Last edited: February 14, 2005


Massachusetts SJC Is Asked to Overturn Sodomy Laws

Boston Globe, July 15, 2000
Box 2378, Boston, MA 02107
Fax 617-929-2098
Email: letter@globe.com

By Sacha Pfeiffer, Globe Staff

After numerous unsuccessful attempts in the Legislature to repeal the state’s centuries-old sex statutes, a gay rights group has filed suit asking the state’s highest court to declare the laws prohibiting sodomy unconstitutional.

Filed by Gay and Lesbian Advocates and Defenders and several individual gay and straight plaintiffs — since the laws apply to both — the suit asks the Supreme Judicial Court to make a declaratory judgment that the sodomy laws violate state constitutional rights of privacy and dignity.

The laws make Massachusetts one of only 17 states in the nation that criminalize certain types of homosexual and heterosexual behavior, including oral sex.

Jennifer Levi, an attorney for GLAD, said the suit was spurred in part by failed legislative attempts to repeal the laws, which are rarely prosecuted, though Levi said she knows of incidents in which people have been arrested on sodomy charges.

"There have been very significant efforts made to try to address this issue through the Legislature and they have all simply hit dead ends," Levi said. "The statute is so clearly in violation of the privacy and dignity guaranteed to all citizens of the Commonwealth that it calls out for judicial redress."

The suit was also fueled by several recent legislative repeals and judicial decisions that have struck down sodomy laws in other states, including Maryland, Montana, Tennessee, Nevada, Rhode Island, New York, Kentucky, Texas, Georgia and Michigan, she said.

In the Northeast, Massachusetts stands alone as the only state with laws criminalizing sodomy.

But some conservative and religious organizations insist that the laws provide a crucial moral template.

"This issue goes to the very heart of the matter when it comes to society and homosexuality, which is that it’s been the settled conviction of civilizations for centuries that sodomy is a crime against nature," said C.J. Doyle, executive director of the Catholic Action League of Massachusetts, which has opposed legislation to repeal the state’s sodomy statues.

"We think the law is a teacher," Doyle added, "and the laws ought to remain on the books."

The suit names as defendants Attorney General Thomas F. Reilly, Suffolk District Attorney Ralph C. Martin II, and Middlesex District Attorney Martha Coakley.

A spokesman for Coakley declined to comment, saying she hadn’t yet been served with the suit.
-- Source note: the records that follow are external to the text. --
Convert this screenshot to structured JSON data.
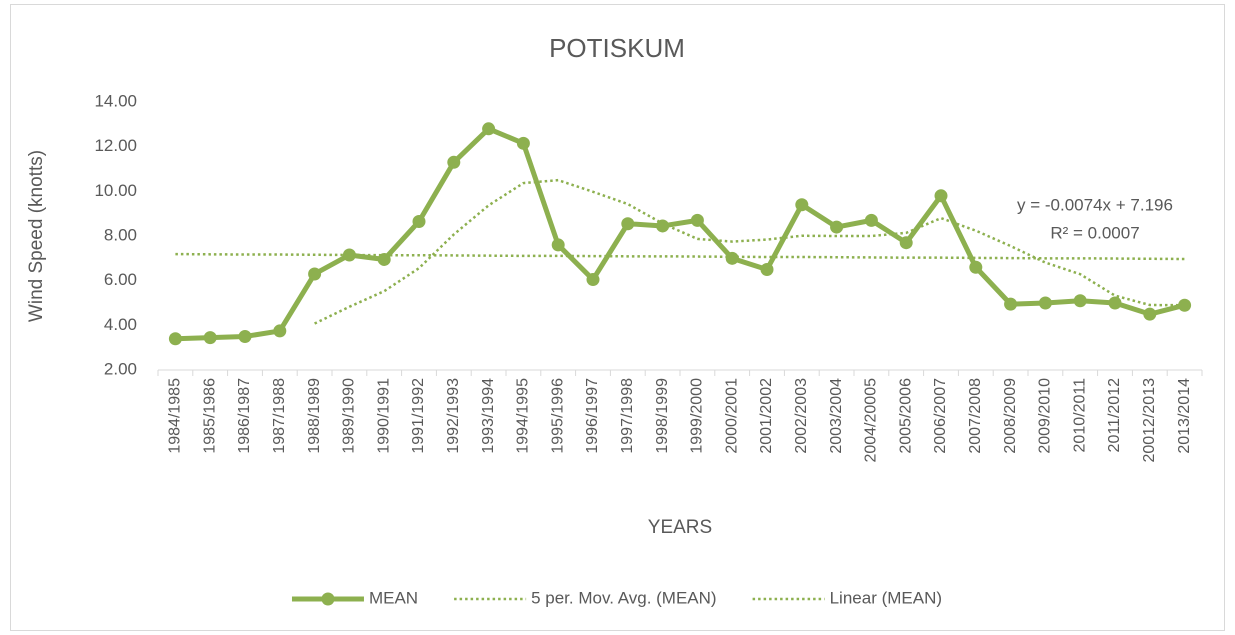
{
  "chart_data": {
    "type": "line",
    "title": "POTISKUM",
    "y_label": "Wind Speed (knotts)",
    "x_label": "YEARS",
    "annotations": [
      "y = -0.0074x + 7.196",
      "R² = 0.0007"
    ],
    "categories": [
      "1984/1985",
      "1985/1986",
      "1986/1987",
      "1987/1988",
      "1988/1989",
      "1989/1990",
      "1990/1991",
      "1991/1992",
      "1992/1993",
      "1993/1994",
      "1994/1995",
      "1995/1996",
      "1996/1997",
      "1997/1998",
      "1998/1999",
      "1999/2000",
      "2000/2001",
      "2001/2002",
      "2002/2003",
      "2003/2004",
      "2004/20005",
      "2005/2006",
      "2006/2007",
      "2007/2008",
      "2008/2009",
      "2009/2010",
      "2010/2011",
      "2011/2012",
      "20012/2013",
      "2013/2014"
    ],
    "series": [
      {
        "name": "MEAN",
        "color": "#8db04f",
        "dash": "solid",
        "markers": true,
        "values": [
          3.4,
          3.45,
          3.5,
          3.75,
          6.3,
          7.15,
          6.95,
          8.65,
          11.3,
          12.8,
          12.15,
          7.6,
          6.05,
          8.55,
          8.45,
          8.7,
          7.0,
          6.5,
          9.4,
          8.4,
          8.7,
          7.7,
          9.8,
          6.6,
          4.95,
          5.0,
          5.1,
          5.0,
          4.5,
          4.9
        ]
      },
      {
        "name": "5 per. Mov. Avg. (MEAN)",
        "color": "#8db04f",
        "dash": "dotted",
        "markers": false,
        "values": [
          null,
          null,
          null,
          null,
          4.08,
          4.83,
          5.53,
          6.56,
          8.07,
          9.37,
          10.37,
          10.5,
          9.98,
          9.43,
          8.56,
          7.87,
          7.75,
          7.84,
          8.01,
          8.0,
          8.0,
          8.14,
          8.8,
          8.24,
          7.55,
          6.81,
          6.29,
          5.33,
          4.91,
          4.9
        ]
      },
      {
        "name": "Linear (MEAN)",
        "color": "#8db04f",
        "dash": "dotted",
        "markers": false,
        "values": [
          7.19,
          7.18,
          7.17,
          7.17,
          7.16,
          7.15,
          7.14,
          7.14,
          7.13,
          7.12,
          7.11,
          7.11,
          7.1,
          7.09,
          7.09,
          7.08,
          7.07,
          7.06,
          7.06,
          7.05,
          7.04,
          7.03,
          7.03,
          7.02,
          7.01,
          7.0,
          7.0,
          6.99,
          6.98,
          6.97
        ]
      }
    ],
    "ylim": [
      2,
      14
    ],
    "yticks": [
      {
        "value": 2,
        "label": "2.00"
      },
      {
        "value": 4,
        "label": "4.00"
      },
      {
        "value": 6,
        "label": "6.00"
      },
      {
        "value": 8,
        "label": "8.00"
      },
      {
        "value": 10,
        "label": "10.00"
      },
      {
        "value": 12,
        "label": "12.00"
      },
      {
        "value": 14,
        "label": "14.00"
      }
    ],
    "grid": false,
    "legend": "bottom"
  }
}
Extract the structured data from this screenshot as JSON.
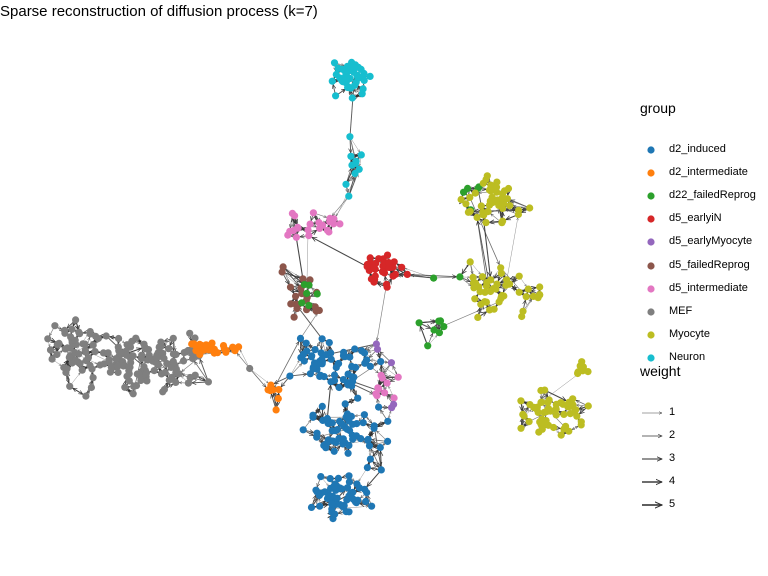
{
  "chart_data": {
    "type": "network",
    "title": "Sparse reconstruction of diffusion process (k=7)",
    "legend_position": "right",
    "group_legend": {
      "title": "group",
      "items": [
        {
          "label": "d2_induced",
          "color": "#1f77b4"
        },
        {
          "label": "d2_intermediate",
          "color": "#ff7f0e"
        },
        {
          "label": "d22_failedReprog",
          "color": "#2ca02c"
        },
        {
          "label": "d5_earlyiN",
          "color": "#d62728"
        },
        {
          "label": "d5_earlyMyocyte",
          "color": "#9467bd"
        },
        {
          "label": "d5_failedReprog",
          "color": "#8c564b"
        },
        {
          "label": "d5_intermediate",
          "color": "#e377c2"
        },
        {
          "label": "MEF",
          "color": "#7f7f7f"
        },
        {
          "label": "Myocyte",
          "color": "#bcbd22"
        },
        {
          "label": "Neuron",
          "color": "#17becf"
        }
      ]
    },
    "weight_legend": {
      "title": "weight",
      "items": [
        {
          "label": "1",
          "weight": 1
        },
        {
          "label": "2",
          "weight": 2
        },
        {
          "label": "3",
          "weight": 3
        },
        {
          "label": "4",
          "weight": 4
        },
        {
          "label": "5",
          "weight": 5
        }
      ]
    },
    "edge_color": "#333333",
    "k": 7
  }
}
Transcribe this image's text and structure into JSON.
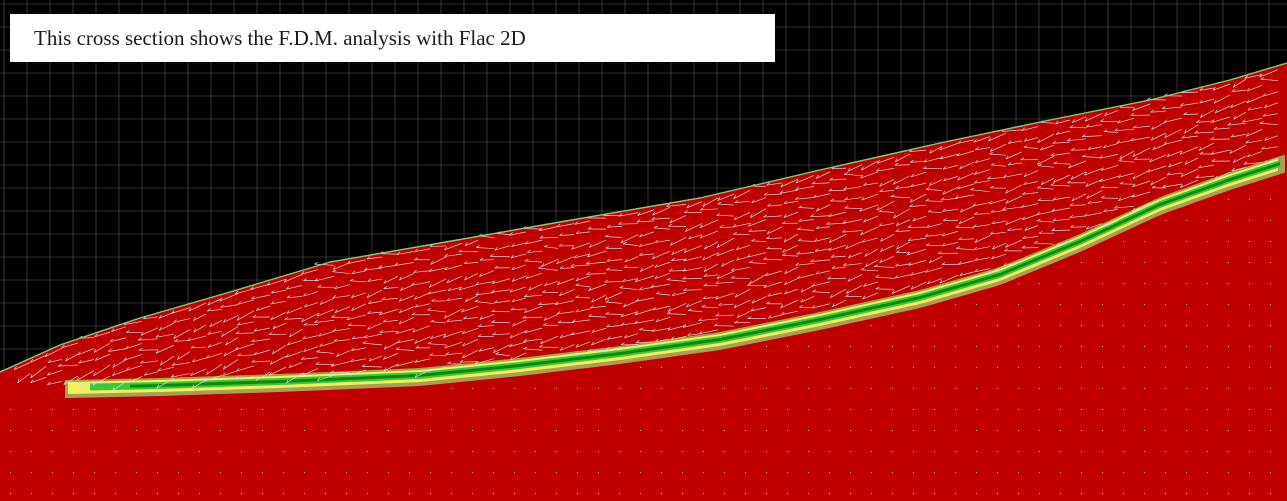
{
  "caption": {
    "text": "This cross section shows the F.D.M. analysis with Flac 2D"
  },
  "colors": {
    "background": "#000000",
    "grid": "#5a5a5a",
    "material": "#c00000",
    "failure_band_yellow": "#f0f060",
    "failure_band_green": "#3cc83c",
    "failure_band_dark_green": "#0a8a0a",
    "failure_band_olive": "#a8a050",
    "vectors": "#d8d8e8",
    "surface_line": "#7cd27c"
  }
}
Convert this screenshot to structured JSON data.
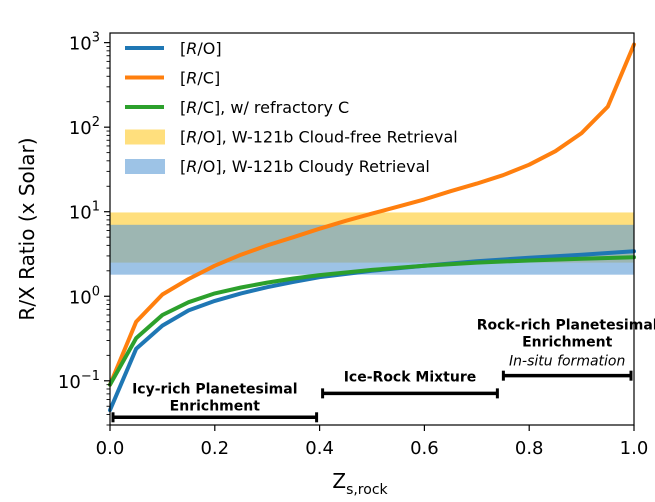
{
  "chart_data": {
    "type": "line",
    "title": "",
    "xlabel": "Z",
    "xlabel_sub": "s,rock",
    "ylabel": "R/X Ratio (x Solar)",
    "xlim": [
      0.0,
      1.0
    ],
    "ylim": [
      0.03,
      1300
    ],
    "yscale": "log",
    "xticks": [
      {
        "value": 0.0,
        "label": "0.0"
      },
      {
        "value": 0.2,
        "label": "0.2"
      },
      {
        "value": 0.4,
        "label": "0.4"
      },
      {
        "value": 0.6,
        "label": "0.6"
      },
      {
        "value": 0.8,
        "label": "0.8"
      },
      {
        "value": 1.0,
        "label": "1.0"
      }
    ],
    "yticks": [
      {
        "value": 0.1,
        "base": "10",
        "exp": "−1"
      },
      {
        "value": 1,
        "base": "10",
        "exp": "0"
      },
      {
        "value": 10,
        "base": "10",
        "exp": "1"
      },
      {
        "value": 100,
        "base": "10",
        "exp": "2"
      },
      {
        "value": 1000,
        "base": "10",
        "exp": "3"
      }
    ],
    "legend_position": "top-left",
    "series": [
      {
        "name": "[R/O]",
        "color": "#1f77b4",
        "x": [
          0.0,
          0.05,
          0.1,
          0.15,
          0.2,
          0.25,
          0.3,
          0.35,
          0.4,
          0.5,
          0.6,
          0.7,
          0.8,
          0.9,
          1.0
        ],
        "y": [
          0.045,
          0.24,
          0.45,
          0.68,
          0.88,
          1.08,
          1.28,
          1.48,
          1.68,
          2.0,
          2.3,
          2.6,
          2.85,
          3.1,
          3.4
        ]
      },
      {
        "name": "[R/C]",
        "color": "#ff7f0e",
        "x": [
          0.0,
          0.05,
          0.1,
          0.15,
          0.2,
          0.25,
          0.3,
          0.35,
          0.4,
          0.45,
          0.5,
          0.55,
          0.6,
          0.65,
          0.7,
          0.75,
          0.8,
          0.85,
          0.9,
          0.95,
          1.0
        ],
        "y": [
          0.09,
          0.5,
          1.05,
          1.6,
          2.3,
          3.1,
          4.0,
          5.0,
          6.3,
          7.8,
          9.5,
          11.5,
          14.0,
          17.5,
          21.5,
          27.0,
          36.0,
          52.0,
          85.0,
          175.0,
          950.0
        ]
      },
      {
        "name": "[R/C], w/ refractory C",
        "color": "#2ca02c",
        "x": [
          0.0,
          0.05,
          0.1,
          0.15,
          0.2,
          0.25,
          0.3,
          0.35,
          0.4,
          0.5,
          0.6,
          0.7,
          0.8,
          0.9,
          1.0
        ],
        "y": [
          0.09,
          0.32,
          0.6,
          0.85,
          1.08,
          1.27,
          1.45,
          1.62,
          1.78,
          2.05,
          2.3,
          2.5,
          2.65,
          2.78,
          2.9
        ]
      }
    ],
    "bands": [
      {
        "name": "[R/O], W-121b Cloud-free Retrieval",
        "color": "#ffd966",
        "opacity": 0.85,
        "y0": 2.5,
        "y1": 9.8
      },
      {
        "name": "[R/O], W-121b Cloudy Retrieval",
        "color": "#5b9bd5",
        "opacity": 0.6,
        "y0": 1.8,
        "y1": 7.0
      }
    ],
    "regions": [
      {
        "x0": 0.0,
        "x1": 0.4,
        "y": 0.037,
        "lines": [
          "Icy-rich Planetesimal",
          "Enrichment"
        ],
        "sub": ""
      },
      {
        "x0": 0.4,
        "x1": 0.745,
        "y": 0.071,
        "lines": [
          "Ice-Rock Mixture"
        ],
        "sub": ""
      },
      {
        "x0": 0.745,
        "x1": 1.0,
        "y": 0.115,
        "lines": [
          "Rock-rich Planetesimal",
          "Enrichment"
        ],
        "sub": "In-situ formation"
      }
    ]
  }
}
Jim Borghesani, a spokesman for Martin, said he had "never heard of a single case" in Suffolk County of a person being prosecuted for a sex act that took place in private, although arrests are frequently made for public lewdness.

Borghesani added that Martin "enjoys great support from the gay, lesbian, bisexual and transgender community."

The attorney general’s office issued a statement saying only that, "We are defending the district attorneys and look forward to the opportunity to present the case and allow the courts to clarify the issue."

Massachusetts has two sodomy statutes, one prohibiting "the abominable and detestable crime against nature," which case law has defined as anal sex, and one prohibiting "unnatural acts," which various court rulings have applied to both oral and anal sex.

Although the laws apply both to certain homosexual and heterosexual acts, Levi said their existence encourages anti-gay sentiment, since laws regulating sexual intimacy are often associated, even if incorrectly, with gay people.

And in practice, she noted, the laws are enforced almost exclusively against same-sex sexual activity.

The mere existence of the statutes sends the message that "gay men and lesbians aren’t worthy of protection as individuals in Massachusetts," she argued, adding that the laws "have a tremendously negative effect" on the dignity and self-worth of gay people.

Levi also contends that the statutes "legitimate or encourage violence, police entrapment, and even discrimination" against homosexuals.

Levi said that prosecutors have other tools to enforce laws against public lewdness, including laws against indecent exposure and public sexual exposure, charges she said are "completely distinct from sodomy."

"Striking down the sodomy statutes doesn’t remove from the state its ability to prosecute offenses involving public conduct," Levi said, noting that at least two state laws prohibit indecent exposure and public sexual exposure. "All it does is to remove the state’s ability to regulate some of the ways in which people express intimacy."